Les producteurs de chansons des Beatles craignaient de ne jamais avoir de temps de diffusion à la radio

À partir du début des années 1960, les Beatles ont connu une série de chansons à succès qui ont dominé les charts et les ondes sonores de la radio. En 1968, ils s’imposent comme le as well as grand groupe de la décennie. Pourtant, leur producteur, George Martin, craignait qu’une chanson ne fonctionne pas bien parce qu’elle ne serait pas diffusée à la radio. En fin de compte, Martin était complètement à côté de ses inquiétudes.

Le producteur des Beatles, George Martin, pensait que « Hey Jude » était une chanson trop longue

Paul McCartney a écrit « Hey Jude » en hommage au jeune fils de John Lennon, Julian, au milieu du divorce de ses dad and mom. Martin pensait que la chanson, qui dure sept minutes, ne serait jamais diffusée à la radio.

Les producteurs de chansons des Beatles craignaient de ne jamais avoir de temps de diffusion à la radio

«Nous avons enregistré ‘Hey Jude’ aux Trident Studios. C’était une longue chanson », a déclaré Martin dans The Beatles Anthology. « En fait, après l’avoir chronométré, j’ai dit : ‘Vous ne pouvez pas faire un solitary aussi lengthy.’ J’ai été crié par les garçons – pas pour la première fois de ma vie – et John a demandé : « Pourquoi pas ? En fait, je ne trouvais pas de bonne réponse, à portion la pathétique réponse selon laquelle les disc-jockeys ne la joueraient pas. »

Lennon croyait qu’ils étaient les Beatles : les radios diffusaient tous les singles qu’elles diffusaient.

« Il a dit : ‘Ils le feront si c’est nous' », se souvient Martin. « Et bien sûr, il avait tout à fait raison. »

Malgré les inquiétudes de Martin, « Hey Jude » est devenu n°1 mondial et est devenu le solitary le furthermore vendu de l’année dans plusieurs pays.

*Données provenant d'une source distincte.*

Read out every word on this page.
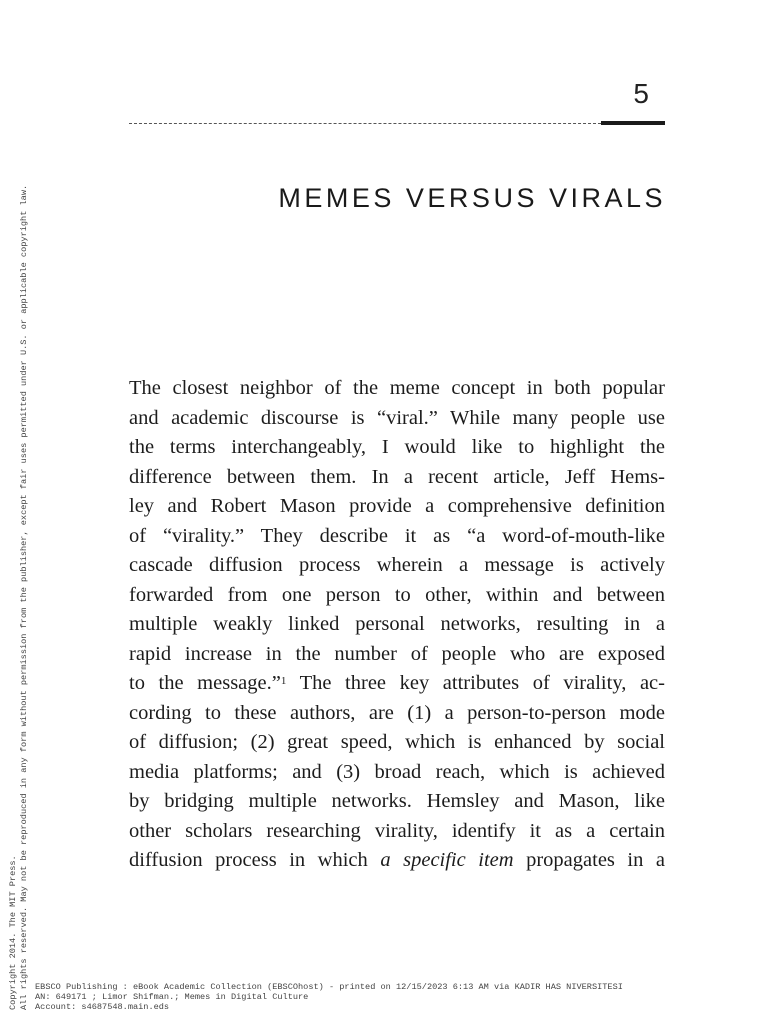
5
MEMES VERSUS VIRALS
The closest neighbor of the meme concept in both popular
and academic discourse is “viral.” While many people use
the terms interchangeably, I would like to highlight the
difference between them. In a recent article, Jeff Hems-
ley and Robert Mason provide a comprehensive definition
of “virality.” They describe it as “a word-of-mouth-like
cascade diffusion process wherein a message is actively
forwarded from one person to other, within and between
multiple weakly linked personal networks, resulting in a
rapid increase in the number of people who are exposed
to the message.”$^1$ The three key attributes of virality, ac-
cording to these authors, are (1) a person-to-person mode
of diffusion; (2) great speed, which is enhanced by social
media platforms; and (3) broad reach, which is achieved
by bridging multiple networks. Hemsley and Mason, like
other scholars researching virality, identify it as a certain
diffusion process in which a specific item propagates in a
Copyright 2014. The MIT Press. All rights reserved. May not be reproduced in any form without permission from the publisher, except fair uses permitted under U.S. or applicable copyright law. EBSCO Publishing : eBook Academic Collection (EBSCOhost) - printed on 12/15/2023 6:13 AM via KADIR HAS NIVERSITESI
AN: 649171 ; Limor Shifman.; Memes in Digital Culture
Account: s4687548.main.eds
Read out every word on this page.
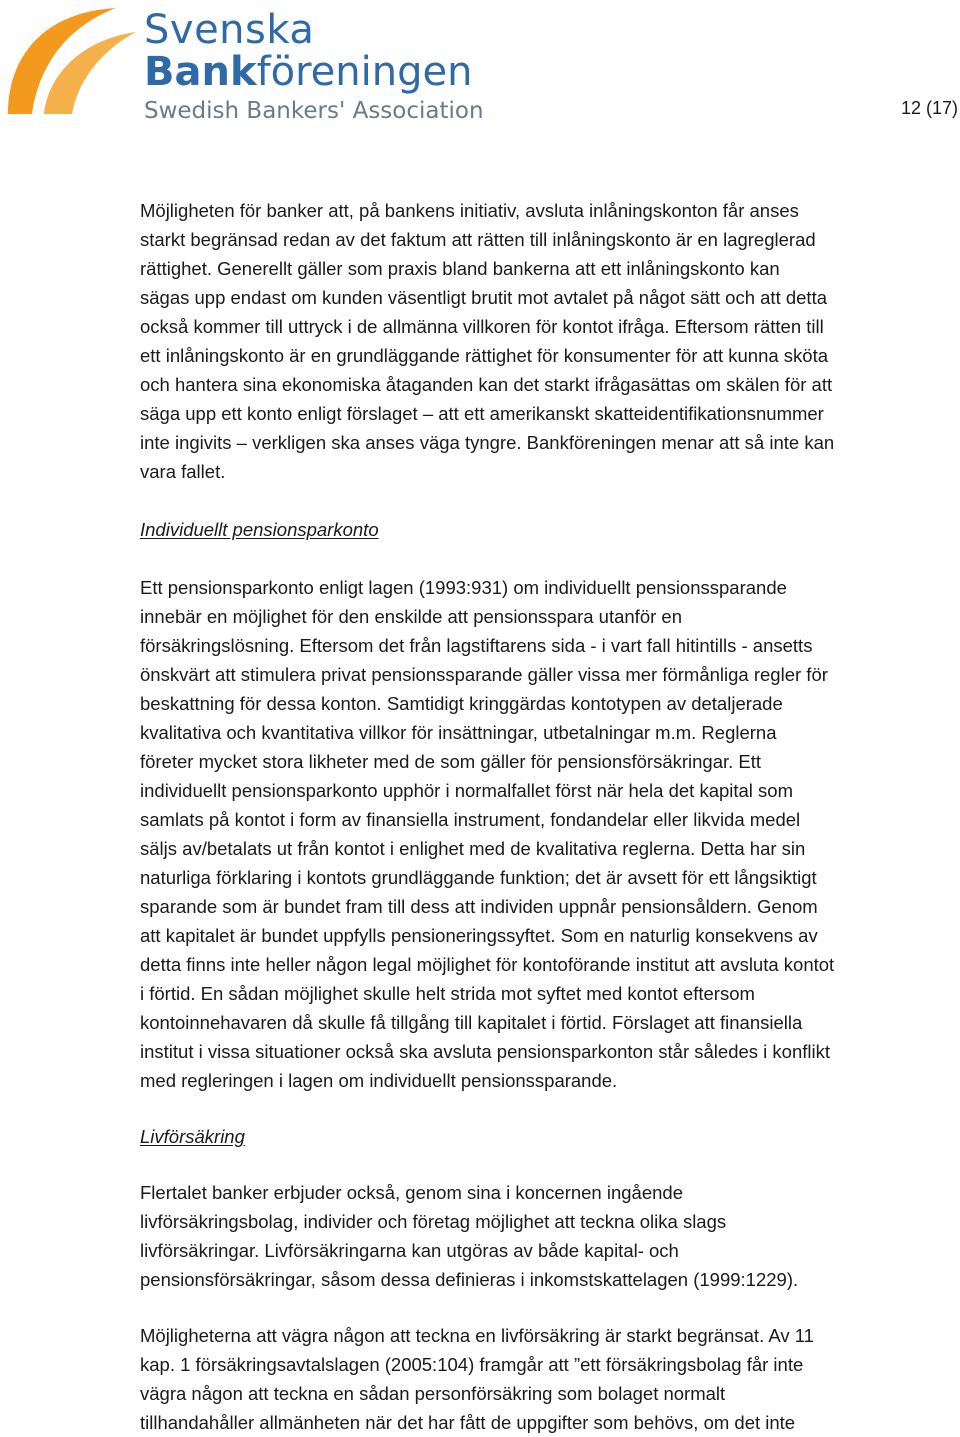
Svenska
Bankföreningen
Swedish Bankers' Association	12 (17)

Möjligheten för banker att, på bankens initiativ, avsluta inlåningskonton får anses
starkt begränsad redan av det faktum att rätten till inlåningskonto är en lagreglerad
rättighet. Generellt gäller som praxis bland bankerna att ett inlåningskonto kan
sägas upp endast om kunden väsentligt brutit mot avtalet på något sätt och att detta
också kommer till uttryck i de allmänna villkoren för kontot ifråga. Eftersom rätten till
ett inlåningskonto är en grundläggande rättighet för konsumenter för att kunna sköta
och hantera sina ekonomiska åtaganden kan det starkt ifrågasättas om skälen för att
säga upp ett konto enligt förslaget – att ett amerikanskt skatteidentifikationsnummer
inte ingivits – verkligen ska anses väga tyngre. Bankföreningen menar att så inte kan
vara fallet.

Individuellt pensionsparkonto

Ett pensionsparkonto enligt lagen (1993:931) om individuellt pensionssparande
innebär en möjlighet för den enskilde att pensionsspara utanför en
försäkringslösning. Eftersom det från lagstiftarens sida - i vart fall hitintills - ansetts
önskvärt att stimulera privat pensionssparande gäller vissa mer förmånliga regler för
beskattning för dessa konton. Samtidigt kringgärdas kontotypen av detaljerade
kvalitativa och kvantitativa villkor för insättningar, utbetalningar m.m. Reglerna
företer mycket stora likheter med de som gäller för pensionsförsäkringar. Ett
individuellt pensionsparkonto upphör i normalfallet först när hela det kapital som
samlats på kontot i form av finansiella instrument, fondandelar eller likvida medel
säljs av/betalats ut från kontot i enlighet med de kvalitativa reglerna. Detta har sin
naturliga förklaring i kontots grundläggande funktion; det är avsett för ett långsiktigt
sparande som är bundet fram till dess att individen uppnår pensionsåldern. Genom
att kapitalet är bundet uppfylls pensioneringssyftet. Som en naturlig konsekvens av
detta finns inte heller någon legal möjlighet för kontoförande institut att avsluta kontot
i förtid. En sådan möjlighet skulle helt strida mot syftet med kontot eftersom
kontoinnehavaren då skulle få tillgång till kapitalet i förtid. Förslaget att finansiella
institut i vissa situationer också ska avsluta pensionsparkonton står således i konflikt
med regleringen i lagen om individuellt pensionssparande.

Livförsäkring

Flertalet banker erbjuder också, genom sina i koncernen ingående
livförsäkringsbolag, individer och företag möjlighet att teckna olika slags
livförsäkringar. Livförsäkringarna kan utgöras av både kapital- och
pensionsförsäkringar, såsom dessa definieras i inkomstskattelagen (1999:1229).

Möjligheterna att vägra någon att teckna en livförsäkring är starkt begränsat. Av 11
kap. 1 försäkringsavtalslagen (2005:104) framgår att ”ett försäkringsbolag får inte
vägra någon att teckna en sådan personförsäkring som bolaget normalt
tillhandahåller allmänheten när det har fått de uppgifter som behövs, om det inte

Les Beatles ont dû créer « Hey Jude » pour que les disques puissent jouer la chanson

Bien que la chanson ait été un succès avéré, les craintes de Martin n’étaient pas totalement infondées. La chanson était si longue qu’ils ont dû la concevoir spécifiquement pour la jouer sur le disque.

« C’était additionally very long que n’importe quel autre solitary, mais nous avions un bon groupe d’ingénieurs », a déclaré McCartney. «Nous avons demandé combien de temps pouvait durer un 45. Ils ont dit que quatre minutes, c’était à peu près tout ce que l’on pouvait insérer dans les grooves avant que le son ne commence sérieusement à perdre du volume et que tout le monde doive monter le son.

Heureusement, leurs ingénieurs ont réussi à trouver une alternative.

« Mais ils ont fait des choses très intelligentes, en pressant le morceau qui n’avait pas besoin d’être bruyant, puis en laissant as well as d’espace au reste », a expliqué McCartney. « D’une manière ou d’une autre, ils ont eu sept minutes là-dessus, ce qui était tout un exploit d’ingénierie. »

John Lennon avait l’impression que Paul McCartney lui envoyait un message avec la chanson

La chanson a également accompli l’exploit de faire l’éloge du travail de McCartney par Lennon. Leur relation s’était un peu détériorée à la fin des années 1960 et la chanson parlait de Lennon. Pourtant, Lennon y tenait beaucoup.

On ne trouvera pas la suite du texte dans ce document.